What Does It Cost To Be an Obama Ambassador?

Feb 7, 2014 6:53pm

Upwards of a half a million dollars.

That’s what more than half of President Obama’s second-term political appointments raised for his re-election campaign, according to data gathered from the American Foreign Service Association and the Center For Responsive Politics.

Rewarding donors and political allies with ambassadorships is nothing new, but Obama vowed to buck the tradition, promising shortly after he was elected to “have civil servants, wherever possible, serve in these posts.”

“My expectation is that high quality civil servants are going to be rewarded,” he said in a January 2009 news conference.

In fact, Obama has rewarded political supporters plum ambassadorships more than his predecessors. So far, 37 percent of Obama’s appointments have been political, compared to 30 percent under George W. Bush and 28 percent under Bill Clinton.

In his second term, Obama has named more political than career appointments, 39 versus 36. Twenty of his political appointments raised more than $500,000 for his 2012 campaign.

The administration today defended the practice.

“Over the course of history, there have been many, many ambassadors who have come from outside of the career paths who’ve been very successful,” State Department spokeswoman Jen Psaki told ABC News. “There are many who have been very successful serving in these roles in countries around the world, and that’s part of the reason why this will continue.”

Fundraising aside, the qualifications of Obama’s big bundler nominees are being called into question after several of them flopped their confirmation hearings. The question and answer sessions were so embarrassing, it may give future presidents pause about continuing the tradition of rewarding donors with diplomatic posts.

Noah Mamet, Obama’s choice for ambassador to Argentina, it turns out, has never set foot in the country. “I haven’t had the opportunity yet to be there,” Mamet revealed when he appeared Thursday before the Senate Foreign Relations Committee. “I’ve traveled pretty extensively around the world, but I haven’t yet had a chance.”

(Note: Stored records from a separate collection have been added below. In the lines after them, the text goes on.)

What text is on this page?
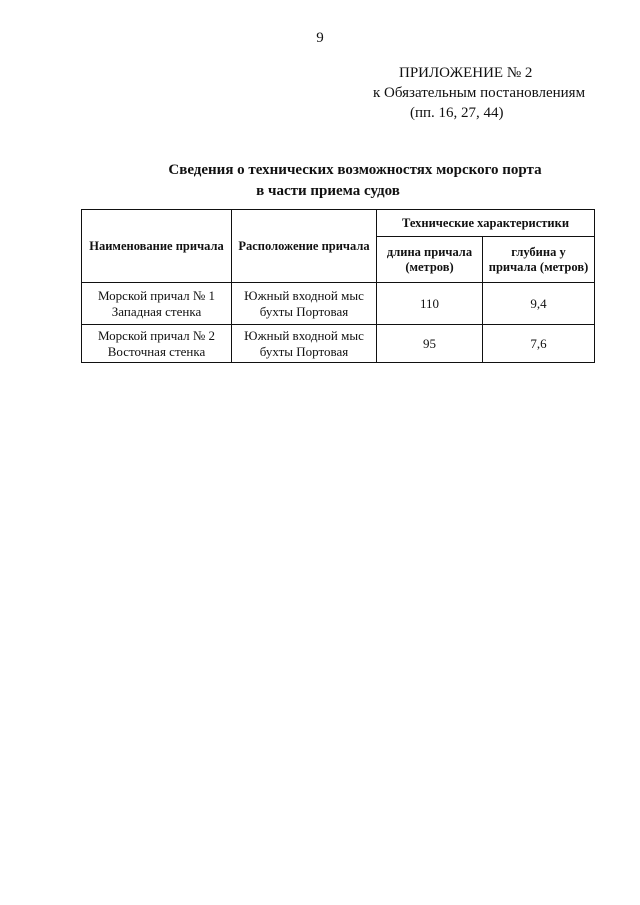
9
ПРИЛОЖЕНИЕ № 2
к Обязательным постановлениям
(пп. 16, 27, 44)
Сведения о технических возможностях морского порта
в части приема судов
Наименование причала	Расположение причала	Технические характеристики	
		длина причала (метров)	глубина у причала (метров)
Морской причал № 1 Западная стенка	Южный входной мыс бухты Портовая	110	9,4
Морской причал № 2 Восточная стенка	Южный входной мыс бухты Портовая	95	7,6
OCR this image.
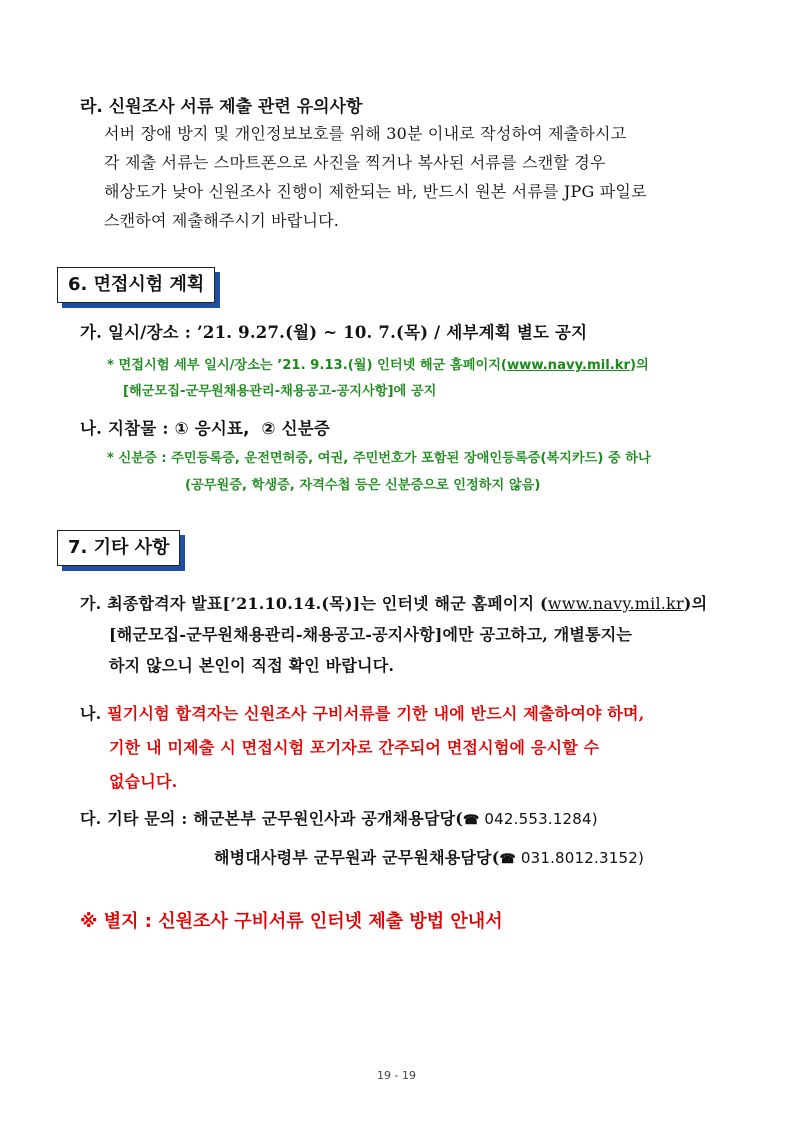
라. 신원조사 서류 제출 관련 유의사항
서버 장애 방지 및 개인정보보호를 위해 30분 이내로 작성하여 제출하시고
각 제출 서류는 스마트폰으로 사진을 찍거나 복사된 서류를 스캔할 경우
해상도가 낮아 신원조사 진행이 제한되는 바, 반드시 원본 서류를 JPG 파일로
스캔하여 제출해주시기 바랍니다.
6. 면접시험 계획
가. 일시/장소 : ’21. 9.27.(월) ~ 10. 7.(목) / 세부계획 별도 공지
* 면접시험 세부 일시/장소는 ’21. 9.13.(월) 인터넷 해군 홈페이지(www.navy.mil.kr)의
[해군모집-군무원채용관리-채용공고-공지사항]에 공지
나. 지참물 : ① 응시표, ② 신분증
* 신분증 : 주민등록증, 운전면허증, 여권, 주민번호가 포함된 장애인등록증(복지카드) 중 하나
(공무원증, 학생증, 자격수첩 등은 신분증으로 인정하지 않음)
7. 기타 사항
가. 최종합격자 발표[’21.10.14.(목)]는 인터넷 해군 홈페이지 (www.navy.mil.kr)의
[해군모집-군무원채용관리-채용공고-공지사항]에만 공고하고, 개별통지는
하지 않으니 본인이 직접 확인 바랍니다.
나. 필기시험 합격자는 신원조사 구비서류를 기한 내에 반드시 제출하여야 하며,
기한 내 미제출 시 면접시험 포기자로 간주되어 면접시험에 응시할 수
없습니다.
다. 기타 문의 : 해군본부 군무원인사과 공개채용담당(☎ 042.553.1284)
해병대사령부 군무원과 군무원채용담당(☎ 031.8012.3152)
※ 별지 : 신원조사 구비서류 인터넷 제출 방법 안내서
19 - 19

In a hearing last month, George Tsunis, the founder, chairman and CEO of Chartwell Hotels, bungled basic facts about Norway, where he has been tapped to serve as ambassador.

Tsunis, who copped to never having been to Norway, described the country, a monarchy, as having a president.

And Colleen Bell, a soap opera producer, who has been nominated for ambassador to Hungary, had a hard time identifying the U.S. strategic interests in the central European country.